5 | A full mini-flow: “Register User”
5.1 Domain Entity
final readonly class User
{
public function __construct(
public string $id,
public string $name,
public Email $email,
public string $passwordHash,
) {}
}
5.2 Repository Contract
namespace App\Domain\User\Repositories;
interface UserRepository
{
public function save(User $user): void;
public function findByEmail(string $email): ?User;
}
5.3 Eloquent Adapter
namespace App\Infrastructure\Persistence\Eloquent;
use App\Domain\User\Entities\User;
use App\Domain\User\Repositories\UserRepository;
final class UserRepositoryEloquent implements UserRepository
{
public function __construct(private \App\Models\User $model) {}
public function save(User $user): void
{
$this->model->forceFill([
'id' => $user->id,
'name' => $user->name,
'email' => (string) $user->email,
'password' => $user->passwordHash,
])->save();
}
public function findByEmail(string $email): ?User
{
$row = $this->model->where('email', $email)->first();
return $row
? new User(
id: $row->id,
name: $row->name,
email: new \App\Domain\User\ValueObjects\Email($row->email),
passwordHash: $row->password,
)
: null;
}
}
5.4 Use-Case Service
namespace App\Application\User\UseCases;
use App\Domain\User\Entities\User;
use App\Domain\User\Repositories\UserRepository;
use App\Domain\User\ValueObjects\Email;
use Illuminate\Support\Facades\Hash;
use Ramsey\Uuid\Uuid;
final readonly class RegisterUserData
{
public function __construct(
public string $name,
public string $email,
public string $password,
) {}
}
final class RegisterUser
{
public function __construct(private UserRepository $users) {}
public function execute(RegisterUserData $dto): User
{
if ($this->users->findByEmail($dto->email)) {
throw new \DomainException('Email already taken');
}
$user = new User(
id: Uuid::uuid7()->toString(),
name: $dto->name,
email: new Email($dto->email),
passwordHash: Hash::make($dto->password),
);
$this->users->save($user);
event(new \App\Domain\User\Events\UserRegistered($user));
return $user;
}
}
5.5 HTTP Controller (thin!)
<?php
namespace App\Interfaces\Http\Controllers;
use App\Application\User\UseCases\RegisterUser;
use App\Application\User\UseCases\RegisterUserData;
use App\Interfaces\Http\Requests\RegisterUserRequest;
use App\Interfaces\Http\Resources\UserResource;
use Illuminate\Http\JsonResponse;
use Illuminate\Routing\Attributes\Route;
use Symfony\Component\HttpFoundation\Response;
#[Route('POST', '/api/users')]
final class UserController
{
public function __invoke(
RegisterUserRequest $request,
RegisterUser $action,
): JsonResponse {
$user = $action->execute(RegisterUserData::fromRequest($request));
return UserResource::make($user)
->response()
->setStatusCode(Response::HTTP_CREATED);
}
}
6 | Refactoring a legacy codebase step-by-step
- Trace business rules currently hiding in controllers, jobs, views, etc.

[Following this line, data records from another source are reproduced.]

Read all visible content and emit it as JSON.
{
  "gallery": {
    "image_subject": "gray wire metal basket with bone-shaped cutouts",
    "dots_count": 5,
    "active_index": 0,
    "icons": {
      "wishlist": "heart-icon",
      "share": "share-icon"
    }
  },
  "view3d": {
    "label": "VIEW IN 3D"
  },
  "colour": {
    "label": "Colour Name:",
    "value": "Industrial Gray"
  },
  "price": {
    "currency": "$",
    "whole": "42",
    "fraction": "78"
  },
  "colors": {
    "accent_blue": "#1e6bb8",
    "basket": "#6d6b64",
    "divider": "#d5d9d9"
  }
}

- Create the new folder structure – no code changes needed yet.
- Move one use-case (e.g. “Register User”) behind a new Application service.
- Write unit tests for Domain + Application layers (Pest ships by default in Laravel 12).
- Replace Eloquent calls with a repository interface; implement it with Eloquent for now.
- Repeat with the next slice.
- Delete dead code as you go – you’ll be surprised how much falls away.
7 | Laravel 12 niceties worth using
-
Slim Skeleton – no more
routes/api.php
by default; add only what you need. -
Unified scaffolding (
php artisan make:usecase
) to generate DTO + UseCase stubs. -
Nested
where()
helper increases readability for deep query conditions. - Starter Kits v2 (React, Vue, Livewire) if you choose to rewrite front-end pieces later.
8 | Takeaways
- Small, vertical slices ➜ less risk, easier testing.
- Pure PHP Domain ➜ independent of Laravel upgrades.
- PHP 8.4 property hooks ➜ goodbye, boiler-plate accessors.
- Laravel 12’s focus on stability provides the perfect window for an internal architecture overhaul.